The Work That Became a Performance
Building in public was meant to make solo work less lonely and more honest. Somewhere along the way it tilted: the work and the broadcast became the same activity, and one started shaping the other.
Summary: Building in public was meant to make solo work less lonely and more honest. Somewhere along the way it tilted. The work and the broadcast became the same activity, and one of them started shaping the other.
Pattern
A solo operator decides to share their work openly. They post about progress. They reason about their decisions in public. The audience grows. Over time the operator notices, sometimes consciously and sometimes not, that the broadcast has begun to influence the work. Decisions get made partly because they will read well. Avenues that would not generate good content quietly stop being explored.
What tends to happen
The first months are honest. The work is the work. The posting is reporting on the work. The audience is small enough that the feedback loop is slow and the operator’s attention is mostly on the work itself.
The audience grows. The posts that get attention turn out to follow patterns: visible progress, contrarian framing, a particular emotional register. The operator notices, because attention is hard to ignore.

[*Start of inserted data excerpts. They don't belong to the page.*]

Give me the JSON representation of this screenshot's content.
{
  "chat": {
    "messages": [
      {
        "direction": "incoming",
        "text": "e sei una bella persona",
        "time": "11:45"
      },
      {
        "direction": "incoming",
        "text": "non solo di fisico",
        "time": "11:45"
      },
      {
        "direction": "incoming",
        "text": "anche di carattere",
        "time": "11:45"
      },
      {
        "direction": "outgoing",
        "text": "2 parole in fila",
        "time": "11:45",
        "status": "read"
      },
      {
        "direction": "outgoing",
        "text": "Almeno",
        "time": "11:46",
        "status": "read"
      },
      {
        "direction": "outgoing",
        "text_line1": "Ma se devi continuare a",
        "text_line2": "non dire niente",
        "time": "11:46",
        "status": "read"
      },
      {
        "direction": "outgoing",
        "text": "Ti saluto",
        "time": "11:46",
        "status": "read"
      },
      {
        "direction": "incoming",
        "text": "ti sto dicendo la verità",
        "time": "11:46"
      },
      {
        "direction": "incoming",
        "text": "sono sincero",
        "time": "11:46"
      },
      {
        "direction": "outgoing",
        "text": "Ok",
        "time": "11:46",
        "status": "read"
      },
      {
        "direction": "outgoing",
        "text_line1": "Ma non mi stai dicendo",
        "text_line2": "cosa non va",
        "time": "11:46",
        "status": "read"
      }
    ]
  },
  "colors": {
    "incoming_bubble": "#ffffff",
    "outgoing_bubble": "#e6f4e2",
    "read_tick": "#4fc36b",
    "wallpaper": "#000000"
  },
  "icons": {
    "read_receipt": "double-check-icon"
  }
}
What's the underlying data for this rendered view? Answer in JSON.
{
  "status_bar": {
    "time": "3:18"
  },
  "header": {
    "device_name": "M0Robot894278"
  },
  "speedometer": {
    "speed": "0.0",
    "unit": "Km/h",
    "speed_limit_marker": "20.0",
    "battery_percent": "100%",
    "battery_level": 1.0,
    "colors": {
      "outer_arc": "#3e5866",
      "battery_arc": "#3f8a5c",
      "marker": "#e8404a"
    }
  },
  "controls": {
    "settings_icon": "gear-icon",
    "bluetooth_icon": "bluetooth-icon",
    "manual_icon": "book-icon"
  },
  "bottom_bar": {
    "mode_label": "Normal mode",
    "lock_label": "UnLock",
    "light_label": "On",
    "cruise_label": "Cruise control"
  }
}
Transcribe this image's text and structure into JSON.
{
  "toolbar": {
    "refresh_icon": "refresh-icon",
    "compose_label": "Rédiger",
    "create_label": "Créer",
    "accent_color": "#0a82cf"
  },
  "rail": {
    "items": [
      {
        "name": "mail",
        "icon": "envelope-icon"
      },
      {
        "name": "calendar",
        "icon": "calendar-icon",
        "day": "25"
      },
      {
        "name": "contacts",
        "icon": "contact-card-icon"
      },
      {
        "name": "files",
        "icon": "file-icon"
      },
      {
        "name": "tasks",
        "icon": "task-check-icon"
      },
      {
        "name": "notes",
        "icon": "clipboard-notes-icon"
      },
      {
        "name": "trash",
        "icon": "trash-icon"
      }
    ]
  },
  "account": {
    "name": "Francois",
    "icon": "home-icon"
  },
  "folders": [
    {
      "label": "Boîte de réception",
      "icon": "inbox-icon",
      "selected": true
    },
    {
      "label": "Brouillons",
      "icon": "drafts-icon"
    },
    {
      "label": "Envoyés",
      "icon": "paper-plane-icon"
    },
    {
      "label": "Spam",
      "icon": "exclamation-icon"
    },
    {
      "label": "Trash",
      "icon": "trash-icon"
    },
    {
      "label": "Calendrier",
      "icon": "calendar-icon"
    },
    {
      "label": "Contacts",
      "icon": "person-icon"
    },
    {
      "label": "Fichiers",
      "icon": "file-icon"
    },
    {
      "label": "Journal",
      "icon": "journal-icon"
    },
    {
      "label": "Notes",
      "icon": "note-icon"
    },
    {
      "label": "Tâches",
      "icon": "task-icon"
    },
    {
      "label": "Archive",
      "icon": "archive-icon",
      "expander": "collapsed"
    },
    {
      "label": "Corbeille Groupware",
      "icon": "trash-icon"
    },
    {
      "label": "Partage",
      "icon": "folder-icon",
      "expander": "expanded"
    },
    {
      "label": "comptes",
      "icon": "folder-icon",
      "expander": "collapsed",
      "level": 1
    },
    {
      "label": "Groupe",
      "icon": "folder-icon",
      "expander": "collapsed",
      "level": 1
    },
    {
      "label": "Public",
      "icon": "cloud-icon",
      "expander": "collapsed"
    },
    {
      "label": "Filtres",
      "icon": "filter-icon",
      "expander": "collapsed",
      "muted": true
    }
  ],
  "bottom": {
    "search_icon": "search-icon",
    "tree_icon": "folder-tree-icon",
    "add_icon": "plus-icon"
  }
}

Then a small drift. A project decision is influenced by what would post well. A boring problem that needs to be solved gets framed as a more interesting problem. The internal experience of working starts to split into “the work” and “the angle.” The angle was originally a description. It becomes a constraint.
Why it fails
The performance is not deliberate. It is structural. The audience selects for certain content, and the operator’s attention reorganizes around what the audience selects for. This happens whether or not the operator wants it to.
The original purpose — to make solo work less isolated, to think out loud, to document a journey — was sound. The drift happens because the broadcast now has its own gravity. The work and the broadcast were the same when the audience was small. Once the audience is large, they become two things competing for the same operator.
Human layer
The drift is subtle because it answers a real need. Solo work is lonely. Audience response provides feedback that the work is meaningful, which solo work otherwise often lacks. The operator is not vain. The operator is responding to a signal that the work matters.
But the signal does not measure what it appears to measure. It measures how the work plays as content. A boring breakthrough produces less response than a vivid struggle. An hour spent on the actually-hard problem may produce nothing postable. The signal is not about the work. It is about the work’s translation into performance.
System layer
Building-in-public infrastructure is optimized for legibility, not depth. Posts are short. Threads are linear. Engagement is measured by impressions, replies, follows. None of these instruments capture whether the work itself is going well. They capture whether the broadcast is well-received.
There is no such thing as a “this was a real workday” badge. There is also no friction against spending a workday producing content about workdays.
What it costs
The operator slowly redirects attention toward the parts of the work that broadcast well. Some of those are the same as the parts that matter. Many are not. The drift is small per-decision and large in aggregate.
The deeper cost is internal. The operator loses the ability to know whether they are working on a problem because it is the right problem or because it would post well. That clarity, once lost, takes deliberate effort to recover.
Reduction path
The first intervention is to separate the working and the broadcasting in time. Not in policy — in habit. A working session has no posting in it. A posting session reports on something already finished. This sounds trivial. It is the most reliable single change.
The second intervention is to keep a private record of the work that exists nowhere else. Not a journal for an audience. A working notebook the operator can check against the public version, to notice when the public version is starting to lead the private one.
The third is to accept that some of the most important work cannot be posted at all. It is structural, slow, unglamorous, or confidential. A practice that can only continue if every part of it is performable will become a thin practice. The operator’s job is to protect the unpostable parts even when the audience is signaling, in good faith, that they would prefer the postable ones.